Example 8: Analysis of the Ability of HDAd-Encoded BiTEs to Induce Cell Killing of Cancer Cells by Adenovirus Specific T Cells In Vitro

[0522] Firefly luciferase-labelled FaDu cells FaDu.sup.CD44−/− cells or FaDu.sup.HER2−/− cells (see Example 1.5) were infected with 100 viral particles/cell of HDAdCD19BiTE, HDAdHER2BiTE, HDAdCD44v6BiTE or HD2xBiTEs (see Example 1.2) by addition of viral particles to cell culture medium of the cells in culture.

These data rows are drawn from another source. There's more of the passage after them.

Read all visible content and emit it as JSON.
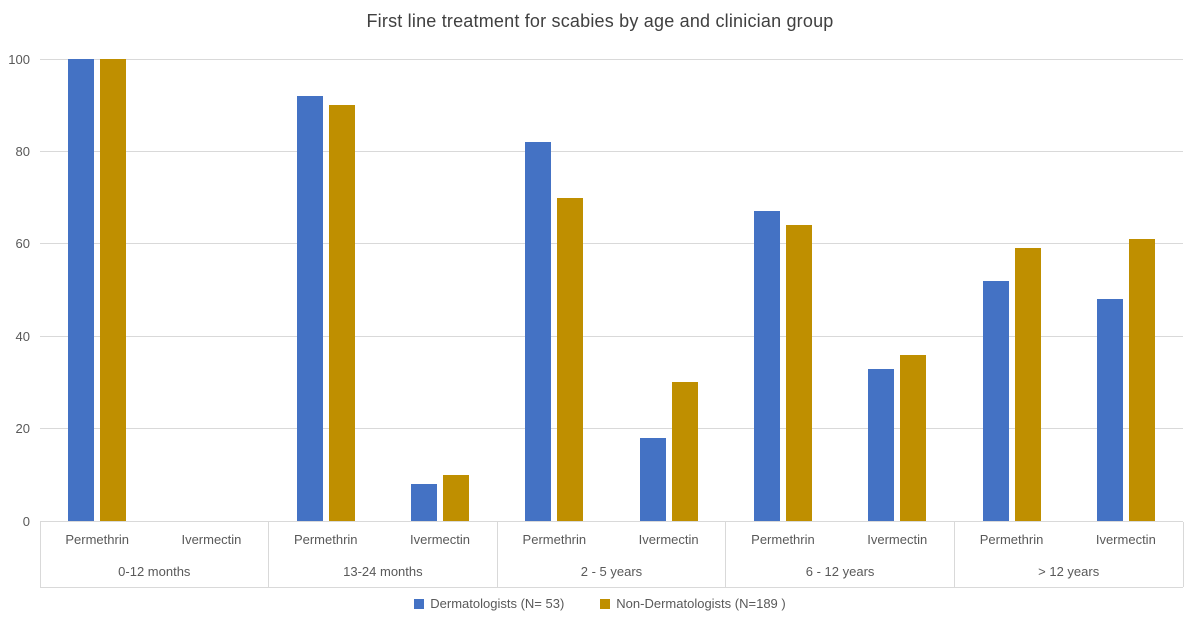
{
  "chart_data": {
    "type": "bar",
    "title": "First line treatment for scabies by age and clinician group",
    "groups": [
      "0-12 months",
      "13-24 months",
      "2 - 5 years",
      "6 - 12 years",
      "> 12 years"
    ],
    "subcategories": [
      "Permethrin",
      "Ivermectin"
    ],
    "series": [
      {
        "name": "Dermatologists (N= 53)",
        "color": "#4472C4",
        "values": [
          [
            100,
            0
          ],
          [
            92,
            8
          ],
          [
            82,
            18
          ],
          [
            67,
            33
          ],
          [
            52,
            48
          ]
        ]
      },
      {
        "name": "Non-Dermatologists (N=189 )",
        "color": "#BF8F00",
        "values": [
          [
            100,
            0
          ],
          [
            90,
            10
          ],
          [
            70,
            30
          ],
          [
            64,
            36
          ],
          [
            59,
            61
          ]
        ]
      }
    ],
    "ylabel": "",
    "xlabel": "",
    "ylim": [
      0,
      100
    ],
    "ytick_interval": 20,
    "yticks": [
      0,
      20,
      40,
      60,
      80,
      100
    ],
    "grid": true,
    "legend_position": "bottom",
    "colors": {
      "gridline": "#D9D9D9",
      "axis_text": "#595959",
      "title_text": "#404040"
    }
  }
}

[0523] At 24 hours post-infection, AdVSTs (see Example 1.7) were added at an effector:target cell ratio of 1:10.

[0524] After 72 hours, cell killing was analysed by Luciferase assay. Briefly, cells were washed with PBS, and lysis buffer was added. Cell lysates were collected, and the residual cancer cells were determined by measuring ffLuc activity using plate reader. Readings were normalised using the readings for wells containing FaDu cells, FaDu.sup.CD44−/− or FaDu.sup.HER2−/−+AdVSTs without infection by HDAds (=100% cell viability), and wells lacking cells (=0% cell viability).

[0525] The results are shown in FIG. 13. HER2-specific and CD44v6-specific BiTEs were found to be very effective at inducing cell killing of FaDu cells by AdVSTs, irrespective of adenovirus infection.